Apparently the origins of the festival in Brazil were in rural areas, with farmers (caipiras) doing the celebrating. There was a kind of square dancing called quadrilha and several other special forms of dance. Men dressed up as farm boys with big straw hats, and women dressed up as stereotypical girls with pigtails, painted-on freckles, painted gap teeth, and red checked dresses.
Back then, the festival was not just to give thanks for rain and to celebrate the end of all that rain, it was also to honor farm life. Special music played on accordions, with accents provided by triangles, talked about nostalgia for farm life; nowadays Festa Junina music often incorporates guitars, drums, and fiddles.

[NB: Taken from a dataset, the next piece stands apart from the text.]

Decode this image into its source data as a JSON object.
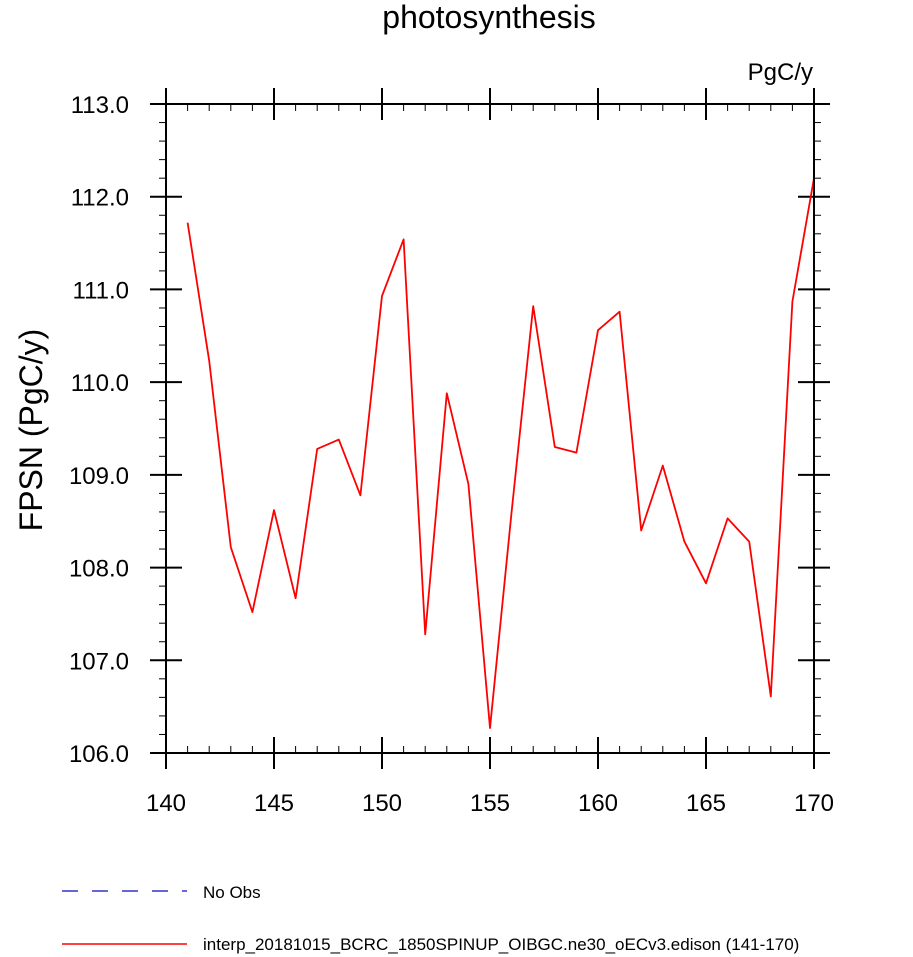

Now Festa Junina is celebrated more in cities than on farms. Kids play games in carnivals in school yards, fundraising for school programs as well as having fun. The usual kind of games, such as a 3-legged race, ring-toss, dart game, and hopping races, are popular.
|One of the most popular kids' game is the Pescaría,|
where kids get to fish for prizes.
Kids are encouraged to dress up like adult caipiras in straw hats and colorful clothes, to talk in funny ways, to use incorrect grammar, and to act foolish.
But farmers point out that these stereotypes of farmers as stupid country bumpkins are both inaccurate and hurtful. Hopefully that portion of the celebration is undergoing some change now!
And at night: the bonfire. This is a Midsummer tradition; the Portuguese brought it to Brazil, way back when.
Decorations for Festa Junina tend to be really colorful, with flags and strings of lights and lanterns and such!
It's all so much fun, apparently, that the June festivals last much of the month - and maybe even run into July!